Même si vous considérez qu’il y a des moments dans Return of the Jedi où le personnage de Skywalker est sous pression, et pourrait fournir du matériel pour une plus grande gamme d’expressions, le matériel facial dans ces scènes est néanmoins fugace et soumis au flou de mouvement et à la coupe rapide typique des scènes d’action; donc les données sont assez déséquilibrées.

Généralisation: Le mélange des émotions

Si la recréation de Skywalker dans Boba Fett est bien un deepfake, le manque de gamme expressive qui a été reproché à certains égards ne serait pas entièrement dû à un matériel source limité. Le processus de formation d’encodeur-décodeur des deepfakes vise un modèle généralisé qui parvient à distiller avec succès les fonctionnalités centrales de milliers d’images, et peut au moins essayer de créer un deepfake d’un angle qui était manquant ou rare dans le jeu de données.

Si ce n’était pas pour cette flexibilité, une architecture de deepfakes serait simplement en train de copier et de coller des morphes de base sur une base par cadre, sans tenir compte de l’adaptation temporelle ou du contexte.

Cependant, le compromis douloureux pour cette polyvalence est que la fidélité d’expression est susceptible d’être une victime du processus, et que toute expression qui est ‘subtile’ peut ne pas être la bonne. Nous jouons tous nos visages comme des orchestres de 100 pièces, et sommes bien équipés pour le faire, tandis que les logiciels de deepfakes manquent probablement d’au moins la section des cordes.
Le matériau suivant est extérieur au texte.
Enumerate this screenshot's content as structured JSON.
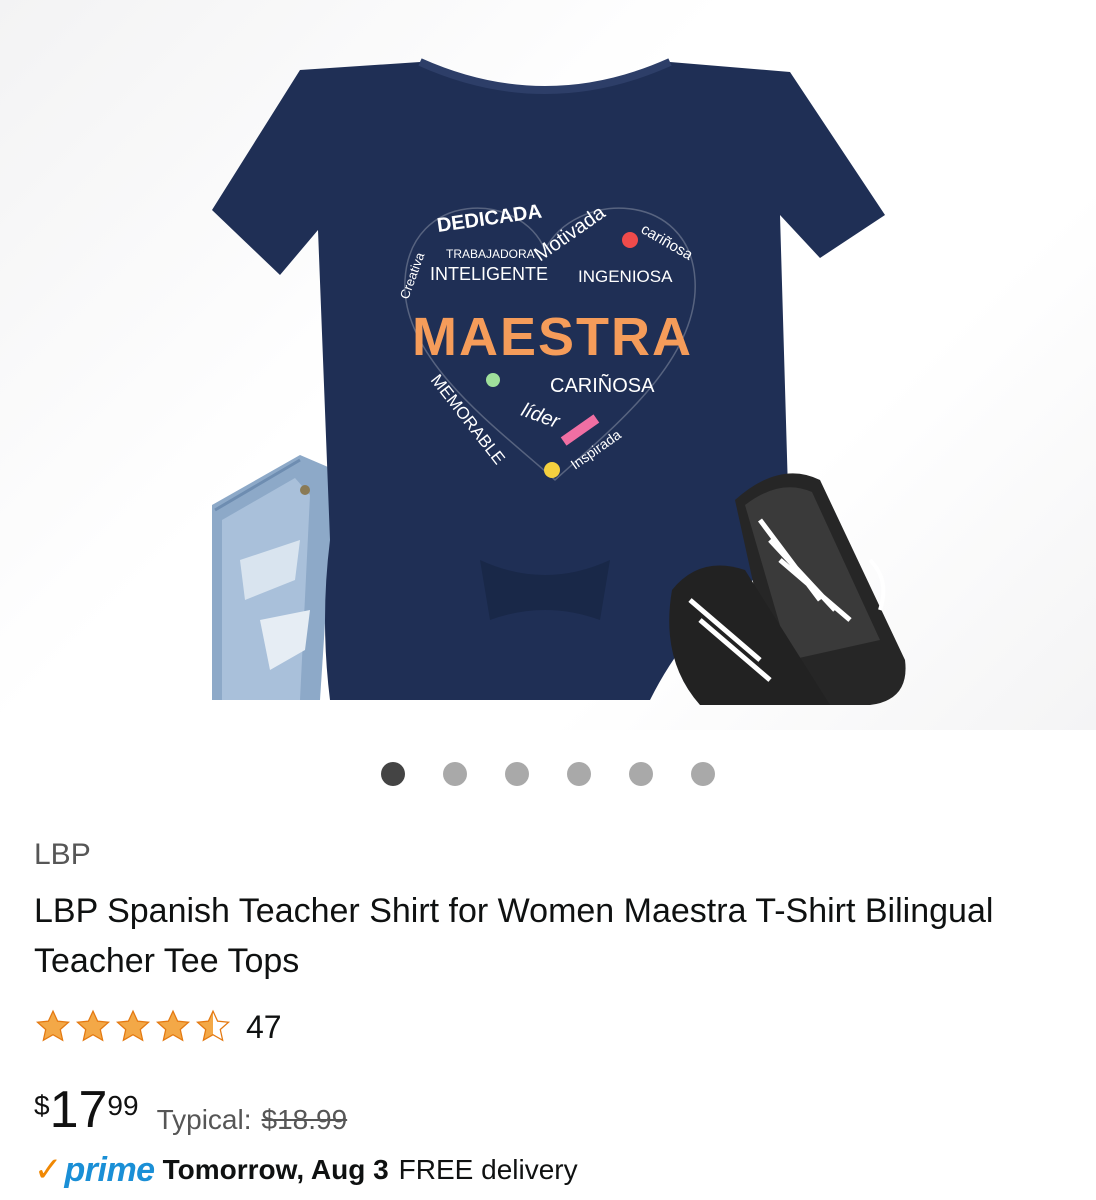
{
  "product": {
    "image_alt": "Navy heart Maestra t-shirt",
    "shirt_words": {
      "main": "MAESTRA",
      "dedicada": "DEDICADA",
      "creativa": "Creativa",
      "trabajadora": "TRABAJADORA",
      "inteligente": "INTELIGENTE",
      "motivada": "Motivada",
      "carinosa_top": "cariñosa",
      "ingeniosa": "INGENIOSA",
      "carinosa": "CARIÑOSA",
      "memorable": "MEMORABLE",
      "lider": "líder",
      "inspirada": "Inspirada"
    },
    "carousel": {
      "count": 6,
      "active_index": 0
    },
    "brand": "LBP",
    "title": "LBP Spanish Teacher Shirt for Women Maestra T-Shirt Bilingual Teacher Tee Tops",
    "rating": {
      "value": 4.5,
      "count": "47",
      "star_color": "#f3a847"
    },
    "price": {
      "symbol": "$",
      "whole": "17",
      "fraction": "99",
      "typical_label": "Typical:",
      "typical_price": "$18.99"
    },
    "delivery": {
      "prime_check": "✓",
      "prime_label": "prime",
      "date": "Tomorrow, Aug 3",
      "note": "FREE delivery"
    }
  },
  "colors": {
    "shirt": "#1f2f55",
    "prime_blue": "#1a8fd6",
    "prime_orange": "#f08804"
  }
}
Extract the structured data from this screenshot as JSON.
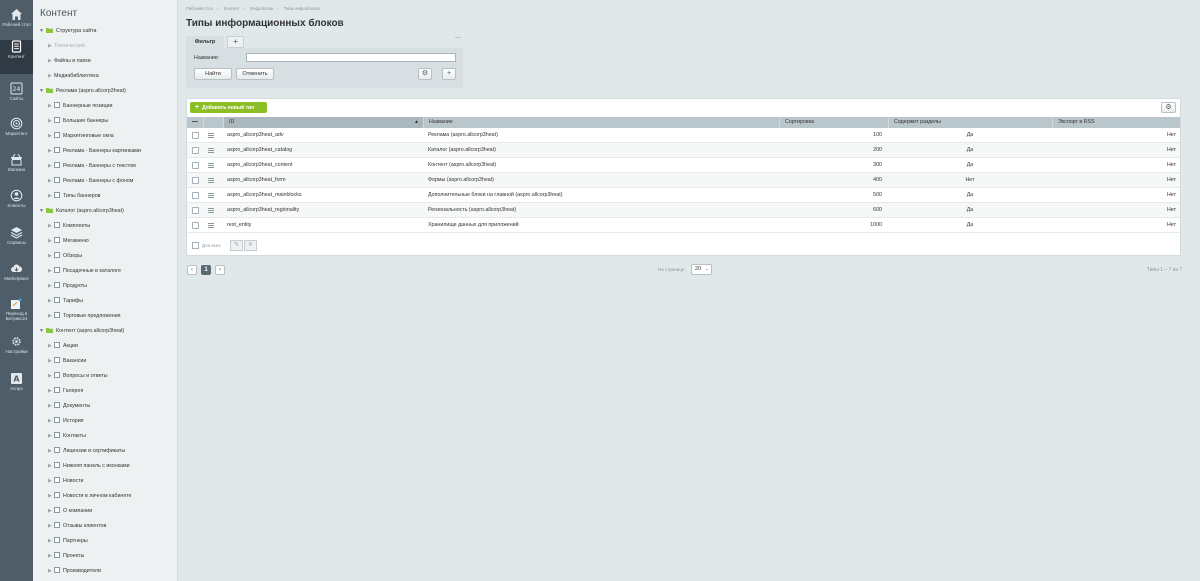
{
  "leftbar": [
    {
      "label": "Рабочий стол",
      "icon": "home-icon"
    },
    {
      "label": "Контент",
      "icon": "document-icon",
      "active": true
    },
    {
      "label": "Сайты",
      "icon": "sites-24-icon"
    },
    {
      "label": "Маркетинг",
      "icon": "target-icon"
    },
    {
      "label": "Магазин",
      "icon": "cart-icon"
    },
    {
      "label": "Клиенты",
      "icon": "clients-icon"
    },
    {
      "label": "Сервисы",
      "icon": "layers-icon"
    },
    {
      "label": "Marketplace",
      "icon": "cloud-icon"
    },
    {
      "label": "Переход в Битрикс24",
      "icon": "sparkle-icon"
    },
    {
      "label": "Настройки",
      "icon": "gear-icon"
    },
    {
      "label": "Аспро",
      "icon": "a-icon"
    }
  ],
  "tree": {
    "title": "Контент",
    "items": [
      {
        "label": "Структура сайта",
        "level": 0,
        "type": "folder"
      },
      {
        "label": "Технический",
        "level": 1,
        "type": "plain",
        "dim": true
      },
      {
        "label": "Файлы и папки",
        "level": 1,
        "type": "plain"
      },
      {
        "label": "Медиабиблиотека",
        "level": 1,
        "type": "plain"
      },
      {
        "label": "Реклама (aspro.allcorp3heat)",
        "level": 0,
        "type": "folder"
      },
      {
        "label": "Баннерные позиции",
        "level": 1,
        "type": "grid"
      },
      {
        "label": "Большие баннеры",
        "level": 1,
        "type": "grid"
      },
      {
        "label": "Маркетинговые окна",
        "level": 1,
        "type": "grid"
      },
      {
        "label": "Реклама - Баннеры картинками",
        "level": 1,
        "type": "grid"
      },
      {
        "label": "Реклама - Баннеры с текстом",
        "level": 1,
        "type": "grid"
      },
      {
        "label": "Реклама - Баннеры с фоном",
        "level": 1,
        "type": "grid"
      },
      {
        "label": "Типы баннеров",
        "level": 1,
        "type": "grid"
      },
      {
        "label": "Каталог (aspro.allcorp3heat)",
        "level": 0,
        "type": "folder"
      },
      {
        "label": "Комплекты",
        "level": 1,
        "type": "grid"
      },
      {
        "label": "Мегаменю",
        "level": 1,
        "type": "grid"
      },
      {
        "label": "Обзоры",
        "level": 1,
        "type": "grid"
      },
      {
        "label": "Посадочные в каталоге",
        "level": 1,
        "type": "grid"
      },
      {
        "label": "Продукты",
        "level": 1,
        "type": "grid"
      },
      {
        "label": "Тарифы",
        "level": 1,
        "type": "grid"
      },
      {
        "label": "Торговые предложения",
        "level": 1,
        "type": "grid"
      },
      {
        "label": "Контент (aspro.allcorp3heat)",
        "level": 0,
        "type": "folder"
      },
      {
        "label": "Акции",
        "level": 1,
        "type": "grid"
      },
      {
        "label": "Вакансии",
        "level": 1,
        "type": "grid"
      },
      {
        "label": "Вопросы и ответы",
        "level": 1,
        "type": "grid"
      },
      {
        "label": "Галерея",
        "level": 1,
        "type": "grid"
      },
      {
        "label": "Документы",
        "level": 1,
        "type": "grid"
      },
      {
        "label": "История",
        "level": 1,
        "type": "grid"
      },
      {
        "label": "Контакты",
        "level": 1,
        "type": "grid"
      },
      {
        "label": "Лицензии и сертификаты",
        "level": 1,
        "type": "grid"
      },
      {
        "label": "Нижняя панель с иконками",
        "level": 1,
        "type": "grid"
      },
      {
        "label": "Новости",
        "level": 1,
        "type": "grid"
      },
      {
        "label": "Новости в личном кабинете",
        "level": 1,
        "type": "grid"
      },
      {
        "label": "О компании",
        "level": 1,
        "type": "grid"
      },
      {
        "label": "Отзывы клиентов",
        "level": 1,
        "type": "grid"
      },
      {
        "label": "Партнеры",
        "level": 1,
        "type": "grid"
      },
      {
        "label": "Проекты",
        "level": 1,
        "type": "grid"
      },
      {
        "label": "Производители",
        "level": 1,
        "type": "grid"
      }
    ]
  },
  "breadcrumb": [
    "Рабочий стол",
    "Контент",
    "Инфоблоки",
    "Типы инфоблоков"
  ],
  "page_title": "Типы информационных блоков",
  "filter": {
    "tab_label": "Фильтр",
    "add_tab": "+",
    "minimize": "—",
    "field_label": "Название:",
    "field_value": "",
    "find": "Найти",
    "cancel": "Отменить"
  },
  "grid": {
    "add_button": "Добавить новый тип",
    "columns": [
      "ID",
      "Название",
      "Сортировка",
      "Содержит разделы",
      "Экспорт в RSS"
    ],
    "rows": [
      {
        "id": "aspro_allcorp3heat_adv",
        "name": "Реклама (aspro.allcorp3heat)",
        "sort": "100",
        "sections": "Да",
        "rss": "Нет"
      },
      {
        "id": "aspro_allcorp3heat_catalog",
        "name": "Каталог (aspro.allcorp3heat)",
        "sort": "200",
        "sections": "Да",
        "rss": "Нет"
      },
      {
        "id": "aspro_allcorp3heat_content",
        "name": "Контент (aspro.allcorp3heat)",
        "sort": "300",
        "sections": "Да",
        "rss": "Нет"
      },
      {
        "id": "aspro_allcorp3heat_form",
        "name": "Формы (aspro.allcorp3heat)",
        "sort": "400",
        "sections": "Нет",
        "rss": "Нет"
      },
      {
        "id": "aspro_allcorp3heat_mainblocks",
        "name": "Дополнительные блоки на главной (aspro.allcorp3heat)",
        "sort": "500",
        "sections": "Да",
        "rss": "Нет"
      },
      {
        "id": "aspro_allcorp3heat_regionality",
        "name": "Региональность (aspro.allcorp3heat)",
        "sort": "600",
        "sections": "Да",
        "rss": "Нет"
      },
      {
        "id": "rest_entity",
        "name": "Хранилище данных для приложений",
        "sort": "1000",
        "sections": "Да",
        "rss": "Нет"
      }
    ],
    "footer_label": "Для всех"
  },
  "pagination": {
    "prev": "‹",
    "current": "1",
    "next": "›",
    "per_page_label": "На странице:",
    "per_page": "20",
    "total": "Типы 1 – 7 из 7"
  },
  "colors": {
    "accent_green": "#8cbf26",
    "sidebar_dark": "#4f5d69"
  }
}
Disparité d’affect dans les expressions

Les mouvements faciaux et leurs effets sur nous ne sont pas un langage uniforme pour tous les visages; le sourcil levé qui semble insouciant sur Roger Moore pourrait sembler moins sophistiqué sur Seth Rogan, tandis que l’attrait séducteur de Marilyn Monroe pourrait se traduire par une émotion négative si elle était deepfakée sur une personne dont le rôle le plus disponible est « en colère » ou « désaffecté » (comme le personnage d’Aubrey Plaza dans sept saisons de Parks and Recreation).

Par conséquent, l’équivalence pixel><pixel entre les ensembles de visages A/B n’est pas nécessairement utile à cet égard; mais c’est tout ce qui est proposé dans les logiciels de deepfakes FOSS de pointe.

Ce qui est probablement nécessaire est un cadre de deepfakes qui ne peut pas seulement reconnaître les expressions et déduire les émotions, mais a la capacité d’incarner des concepts de haut niveau tels que en colère, séducteur, ennuyé, fatigué, etc., et de catégoriser ces émotions et leurs expressions liées dans chacun des deux ensembles de visages, plutôt que d’examiner et de reproduire la disposition d’une bouche ou d’une paupière.

Par conséquent, l’attrait séducteur de Marilyn Monroe pourrait sembler moins sophistiqué sur Seth Rogan, tandis que l’attrait séducteur de Marilyn Monroe pourrait se traduire par une émotion négative si elle était deepfakée sur une personne dont le rôle le plus disponible est « en colère » ou « désaffecté » (comme le personnage d’Aubrey Plaza dans sept saisons de Parks and Recreation).

Écrivain en apprentissage automatique, spécialiste de domaine en synthèse d'images humaines. Ancien responsable du contenu de recherche chez Metaphysic.ai, jusqu'à sa dissolution dans Brahma.ai de DNEG.